The what and how on sunscreen and mosquito repellent use
Written by Sadie Wirthlin
With the summer season in full swing, many people are getting outside and enjoying the heat. Warm weather often calls for pool days and campfire nights. There is a lot to do during this wonderful time of year, but with it comes the responsibility to protect your body from things like sunburn and mosquitos. This protection is especially needed for young children, and recent research provides the best guidelines.

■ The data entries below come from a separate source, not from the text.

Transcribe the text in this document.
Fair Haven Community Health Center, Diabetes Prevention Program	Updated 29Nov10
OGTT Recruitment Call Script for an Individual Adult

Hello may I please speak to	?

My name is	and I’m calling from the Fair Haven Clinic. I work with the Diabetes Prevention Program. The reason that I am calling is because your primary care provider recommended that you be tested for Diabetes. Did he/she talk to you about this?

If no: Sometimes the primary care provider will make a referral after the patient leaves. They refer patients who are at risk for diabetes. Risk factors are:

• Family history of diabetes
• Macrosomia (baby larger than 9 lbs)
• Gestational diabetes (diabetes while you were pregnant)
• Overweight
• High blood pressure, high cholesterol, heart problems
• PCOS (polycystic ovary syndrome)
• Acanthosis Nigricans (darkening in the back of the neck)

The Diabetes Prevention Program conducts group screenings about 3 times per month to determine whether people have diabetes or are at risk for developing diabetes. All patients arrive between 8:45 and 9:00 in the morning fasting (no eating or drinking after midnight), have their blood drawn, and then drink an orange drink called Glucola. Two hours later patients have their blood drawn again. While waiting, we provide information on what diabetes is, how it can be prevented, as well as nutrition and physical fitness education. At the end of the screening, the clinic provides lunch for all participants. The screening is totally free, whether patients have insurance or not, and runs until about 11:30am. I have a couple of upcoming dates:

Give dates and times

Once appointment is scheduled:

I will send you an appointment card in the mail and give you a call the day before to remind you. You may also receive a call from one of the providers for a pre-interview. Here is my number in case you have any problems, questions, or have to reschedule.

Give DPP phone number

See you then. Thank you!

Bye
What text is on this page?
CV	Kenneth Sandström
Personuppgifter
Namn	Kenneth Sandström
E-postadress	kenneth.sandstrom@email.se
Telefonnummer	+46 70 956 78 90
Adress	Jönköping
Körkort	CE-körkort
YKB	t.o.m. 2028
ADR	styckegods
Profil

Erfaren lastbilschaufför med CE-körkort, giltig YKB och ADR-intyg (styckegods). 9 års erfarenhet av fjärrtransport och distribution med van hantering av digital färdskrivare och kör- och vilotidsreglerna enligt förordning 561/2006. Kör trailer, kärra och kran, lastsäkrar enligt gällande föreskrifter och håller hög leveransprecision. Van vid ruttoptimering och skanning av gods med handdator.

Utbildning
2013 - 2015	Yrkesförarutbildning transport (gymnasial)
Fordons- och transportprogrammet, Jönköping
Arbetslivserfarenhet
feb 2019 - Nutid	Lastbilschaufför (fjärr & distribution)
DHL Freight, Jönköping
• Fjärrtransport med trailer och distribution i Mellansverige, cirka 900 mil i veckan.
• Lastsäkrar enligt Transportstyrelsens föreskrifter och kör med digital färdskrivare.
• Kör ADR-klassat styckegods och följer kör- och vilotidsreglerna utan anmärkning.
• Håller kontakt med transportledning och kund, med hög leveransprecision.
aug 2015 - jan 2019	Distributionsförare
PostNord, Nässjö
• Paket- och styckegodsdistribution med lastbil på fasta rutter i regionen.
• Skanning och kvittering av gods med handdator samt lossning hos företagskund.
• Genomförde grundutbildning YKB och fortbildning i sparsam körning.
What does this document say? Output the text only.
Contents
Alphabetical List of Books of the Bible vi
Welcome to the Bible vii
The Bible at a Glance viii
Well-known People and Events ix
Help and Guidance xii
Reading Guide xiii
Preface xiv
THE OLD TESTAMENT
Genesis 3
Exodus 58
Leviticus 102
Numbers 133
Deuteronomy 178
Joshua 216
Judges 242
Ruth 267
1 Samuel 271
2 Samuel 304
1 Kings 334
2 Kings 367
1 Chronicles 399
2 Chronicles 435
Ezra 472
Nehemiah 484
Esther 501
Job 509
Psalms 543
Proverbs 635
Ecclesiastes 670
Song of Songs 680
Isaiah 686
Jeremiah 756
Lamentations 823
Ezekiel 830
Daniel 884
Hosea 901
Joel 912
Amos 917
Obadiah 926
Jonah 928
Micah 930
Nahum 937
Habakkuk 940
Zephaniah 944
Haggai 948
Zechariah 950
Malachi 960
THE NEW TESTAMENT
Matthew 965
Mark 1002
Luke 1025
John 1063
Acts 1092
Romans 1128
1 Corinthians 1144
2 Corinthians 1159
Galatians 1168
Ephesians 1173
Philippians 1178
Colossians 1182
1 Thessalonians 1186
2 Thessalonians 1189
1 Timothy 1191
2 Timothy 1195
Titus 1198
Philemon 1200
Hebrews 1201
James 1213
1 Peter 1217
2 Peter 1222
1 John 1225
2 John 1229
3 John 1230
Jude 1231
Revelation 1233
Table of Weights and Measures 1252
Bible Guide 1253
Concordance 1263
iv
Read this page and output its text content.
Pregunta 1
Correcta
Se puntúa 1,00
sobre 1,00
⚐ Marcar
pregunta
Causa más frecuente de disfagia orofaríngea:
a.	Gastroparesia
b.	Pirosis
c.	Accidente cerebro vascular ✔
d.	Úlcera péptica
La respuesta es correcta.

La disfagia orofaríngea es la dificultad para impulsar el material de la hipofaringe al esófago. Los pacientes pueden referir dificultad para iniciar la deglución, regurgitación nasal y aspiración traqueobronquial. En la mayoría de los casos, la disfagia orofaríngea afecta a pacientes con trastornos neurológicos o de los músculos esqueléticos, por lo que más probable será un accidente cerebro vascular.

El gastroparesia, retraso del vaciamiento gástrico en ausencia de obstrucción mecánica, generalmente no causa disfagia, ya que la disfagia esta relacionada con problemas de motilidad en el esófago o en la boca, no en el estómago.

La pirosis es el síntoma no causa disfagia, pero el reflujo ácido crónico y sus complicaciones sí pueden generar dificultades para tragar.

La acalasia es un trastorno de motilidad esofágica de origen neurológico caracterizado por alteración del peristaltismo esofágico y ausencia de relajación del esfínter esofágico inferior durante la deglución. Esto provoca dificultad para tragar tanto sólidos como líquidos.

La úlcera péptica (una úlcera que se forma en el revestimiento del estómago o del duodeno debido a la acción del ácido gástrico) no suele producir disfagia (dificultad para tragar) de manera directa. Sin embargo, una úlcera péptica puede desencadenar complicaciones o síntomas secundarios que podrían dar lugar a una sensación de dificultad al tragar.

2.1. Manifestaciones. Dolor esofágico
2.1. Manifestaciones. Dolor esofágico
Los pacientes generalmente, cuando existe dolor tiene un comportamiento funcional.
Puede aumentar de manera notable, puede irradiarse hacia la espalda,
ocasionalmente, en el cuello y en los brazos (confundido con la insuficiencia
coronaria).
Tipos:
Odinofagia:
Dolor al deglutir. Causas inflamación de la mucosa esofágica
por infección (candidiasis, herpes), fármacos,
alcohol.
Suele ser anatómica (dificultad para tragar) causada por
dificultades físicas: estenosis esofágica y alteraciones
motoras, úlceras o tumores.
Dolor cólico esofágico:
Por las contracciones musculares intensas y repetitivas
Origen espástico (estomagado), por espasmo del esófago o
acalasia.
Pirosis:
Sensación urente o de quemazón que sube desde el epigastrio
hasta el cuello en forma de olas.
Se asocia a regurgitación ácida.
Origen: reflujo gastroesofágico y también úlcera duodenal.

If you are a parent, you may know how important it is to shield your young children from the sun and lather on the sunscreen. There have also been several questions about using bug repellant to protect against the recent warnings against mosquito-borne viruses. While both sunscreen and bug repellant may help provide protection, there is one thing to be cautious about before applying them: chemicals. Young children and babies have more permeable skin than adults, and their bodies may be less equipped to absorb the chemicals found in sunscreen and bug repellent. Dermatologists say that it is definitely important to protect the skin, but parents might want to be aware of how much is being applied. Although more studies need to be done on this topic, here are some of the most recent guidelines.
Babies under 6 months:
The FDA and American Academy of Pediatrics recommend keeping babies that are under 6 months out of the direct sunlight. Use shade, protective clothing and sun hats instead of relying on sunscreen. Babies are also at a higher risk of heat dehydration, so make sure they are getting enough water and wetting their diapers regularly. As far as keeping the bugs away, netting and screens are recommended over insect repellant.
Children 2 and under:
Avoid the peak hours of sun exposure, between 10 a.m. and 2 p.m. Specialists know this is not always ideal, so protective clothing is the first rule of thumb in this age group; the most effective clothes are dark colors and tightly woven fabrics. With mosquitoes, try applying bug repellent on clothing, and use it sparingly. Due to toxicity, buy a repellent that is picaridin-based, avoid eye and mouth contact and wash it off the skin when coming back inside.
Children 2 to 12:
When it comes to sunscreen, know that there is no such thing as “waterproof.” Instead, for children from ages 2 to 12, parents should look for products with 30 SPF or higher and are labeled as “water resistant.” Sunscreens with physical blockers are safer for children because they are less likely to be absorbed through the skin. With this in mind, seek out products with titanium or zinc as the active ingredient. A child’s cupped hand is a good guide for how much sunscreen should be applied, and reapplication should take place every 2 hours. Bug repellent for this age group is the same as children 2 and under.
Product Guide: Mosquito Repellents For Kids
Para Kito makes a wrist band built to hold their mosquito-repelling tablet. The tablet contains a combination of oils including citronella, rosemary, geranium, mint, peppermint and more, all of which are natural bug repellents. Try the version designed specifically for kids (see image).
Sawyer Picaridin (Fisherman’s Formula): $9 for 4 oz.
Honest Co. Bug Spray: $13 for 4 oz.
BabyGanics Shoo Fly Deet Free Bug Spray: $10 for 6 oz.
All Terrain – Kids Herbal Armor: $8.50 for 3 oz.
Make your own: Fill a small bottle with olive oil. Add a few drops of peppermint oil. Shake, and apply to the skin. Some claim that other oils will also work, like lemon, lavender, eucalyptus, thyme, geranium, clove, sage, cinnamon, and rosemary.